If you'll be using your own sound system rather than built-in speakers, demo them using headphones you're familiar with, which levels the playing field.
If you can find a place to try them, Kawai MP series pianos are highly regarded. Many folks think the MP10 has the best action of any digital (except for ones that have full real grand piano actions).
Except for the PX-5S, the above are good pianos but not that great at other things. They'll have decent simple string sounds, and some have electric piano sounds that are OK, but they're primarily pianos. If you want a wider palette of sounds, let us know.
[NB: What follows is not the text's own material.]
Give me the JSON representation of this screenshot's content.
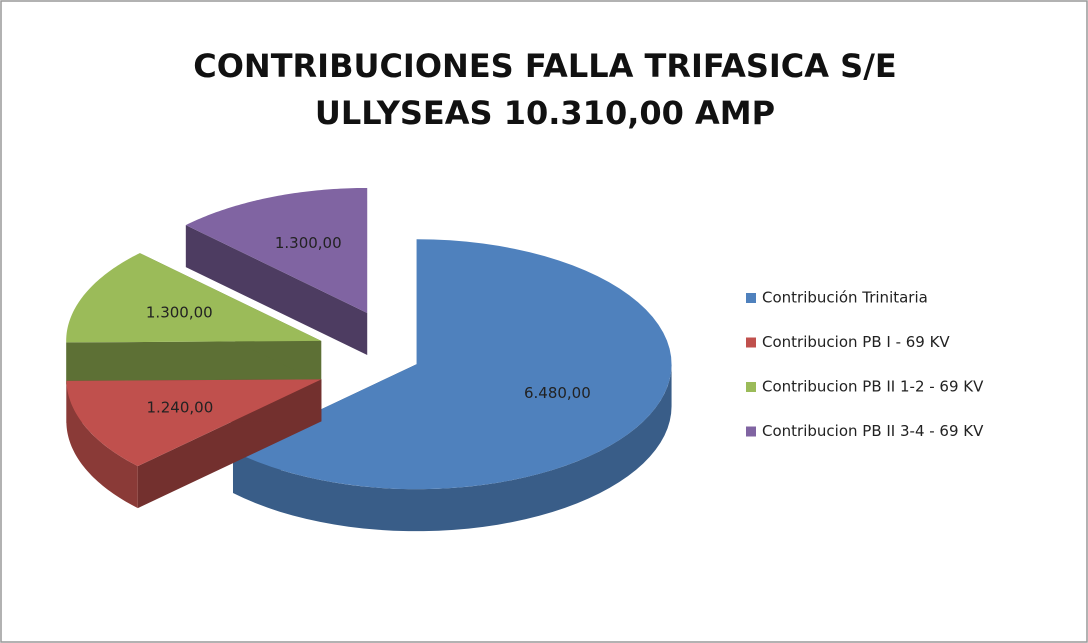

you say you want to get back into keys. What did you develop your chops on? If it was an acoustic piano (like me) then you may be sensitive to a few characteristics that would not be noticed by others. For example: piano keys are heavier at the bass end than at the treble end of the keyboard.
Many electronic keyboards pivot their keys closer to your fingers than a real piano, so if your thumb is on a black key and your longest finger is on a white key, your finger may be so close to the pivot that you may not succeed in pressing the key during normal playing (if you are used to the way a real piano feels). If your history is electronic keyboards, you may already have adapted to this quirk. All of the Yamaha keyboards I have ever played have been good in this respect, but I absolutely hate the way my M-audio keyboard feels.
The other characteristic I am a bit fussy about is the way a piano key gets a bit harder to press when it is down 80% of the way, and then suddenly lets go during the final 20%. It does not bother me if an electronic keyboard does not mimic this detail, but I do appreciate it when it does.
If you suspect you may later become annoyed by such feel aspects, visit the shops and compare the feel of many models to get an idea of what the differences are. If you doubt you will later become annoyed by such trivial issues, then go by sound, MIDI implementation, after-touch capability and whether you need pitch-bend and modulation controls.
Darren "Mac" McDougall
Watch the video on my MIDI Line-Lump that transforms 2-finger keyboard playing into seriously good work. *** WARNING *** Do not operate the Note Toucher BTH1 inside a naked flame or next to a sulfuric acid throwing machine.
Thank you both for your replies - I had given up on getting any feedback. I already bought the Yamaha and for now am quite happy with it. Got a good price. I'll post more as I get more acquainted with it.